The system can target your phone in this way because the device is constantly sending out its own wireless signals. And, Perlman say, the system can target myriad devices in the same area. Inside his Rearden lab, he showed us the technology streaming video to eight different iPhones sitting almost on top of each other.
‘Five Bars Everywhere’
It was certainly an impressive demonstration. Perlman and his team even streamed ultra-high-definition “4K” video to massive flat screens, showing that the bandwidth provided by the technology can take us beyond what we can currently do on our phones. But perhaps more importantly, Perlman aims to ensure that today’s phones simply work as you expect them to — that calls aren’t dropped and texts aren’t delayed, that you never hit a dead zone, that you can still use the network when an emergency hits and thousands of people jump on at once. “If AT&T adopts it and turns it on in San Francisco ,” Perlman says. “Everywhere I go, I get five bars and I can stream HD video on an iPad.”

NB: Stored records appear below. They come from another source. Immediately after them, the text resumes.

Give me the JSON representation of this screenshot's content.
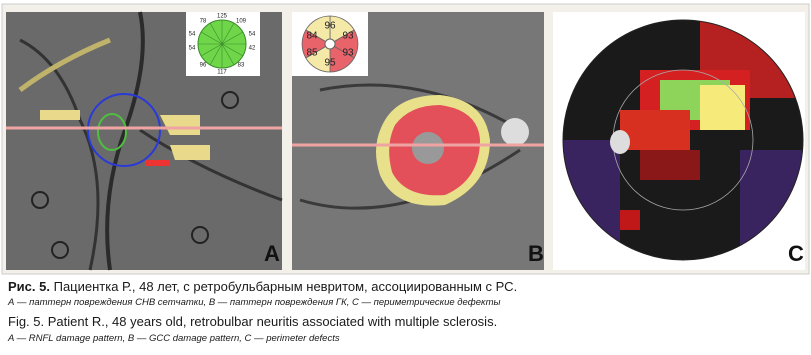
{
  "panels": [
    {
      "label": "A",
      "sectors": [
        78,
        125,
        109,
        54,
        54,
        54,
        42,
        96,
        117,
        83
      ]
    },
    {
      "label": "B",
      "sectors": [
        96,
        93,
        93,
        95,
        85,
        84
      ]
    },
    {
      "label": "C"
    }
  ],
  "caption": {
    "ru_label": "Рис. 5.",
    "ru_text": "Пациентка Р., 48 лет, с ретробульбарным невритом, ассоциированным с РС.",
    "ru_legend": "А — паттерн повреждения СНВ сетчатки, В — паттерн повреждения ГК, С — периметрические дефекты",
    "en_label": "Fig. 5.",
    "en_text": "Patient R., 48 years old, retrobulbar neuritis associated with multiple sclerosis.",
    "en_legend": "A — RNFL damage pattern, B — GCC damage pattern, C — perimeter defects"
  }
}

That’s something most of us would like to see. The question is whether Perlman can get the major carriers or other deep-pocketed outfits to install the necessary infrastructure. Perlman says the technology has an advantage because it works works with existing cell phones, and he tells us that “every major carrier and platform maker is circling us, all to see if they can have it.” But phones will require new SIM cards, the tiny removable circuit cards that control a phone’s connection to a network. And more to the point, it will require a whole new world of antennas. These antennas are relatively small, but rolling them out would still require an enormous capital investment — an investment the big carriers are unlikely to make any time soon.
But even someone like Richard Doherty, who questions whether the big carriers will embrace the technology in the near future, believes that pCell will shake up the industry in one way or another. “This is not just a breakthrough technology. It can both empower and upset many established industries,” Doherty says, “This is a story we’ll all be watching for weeks and months to come.”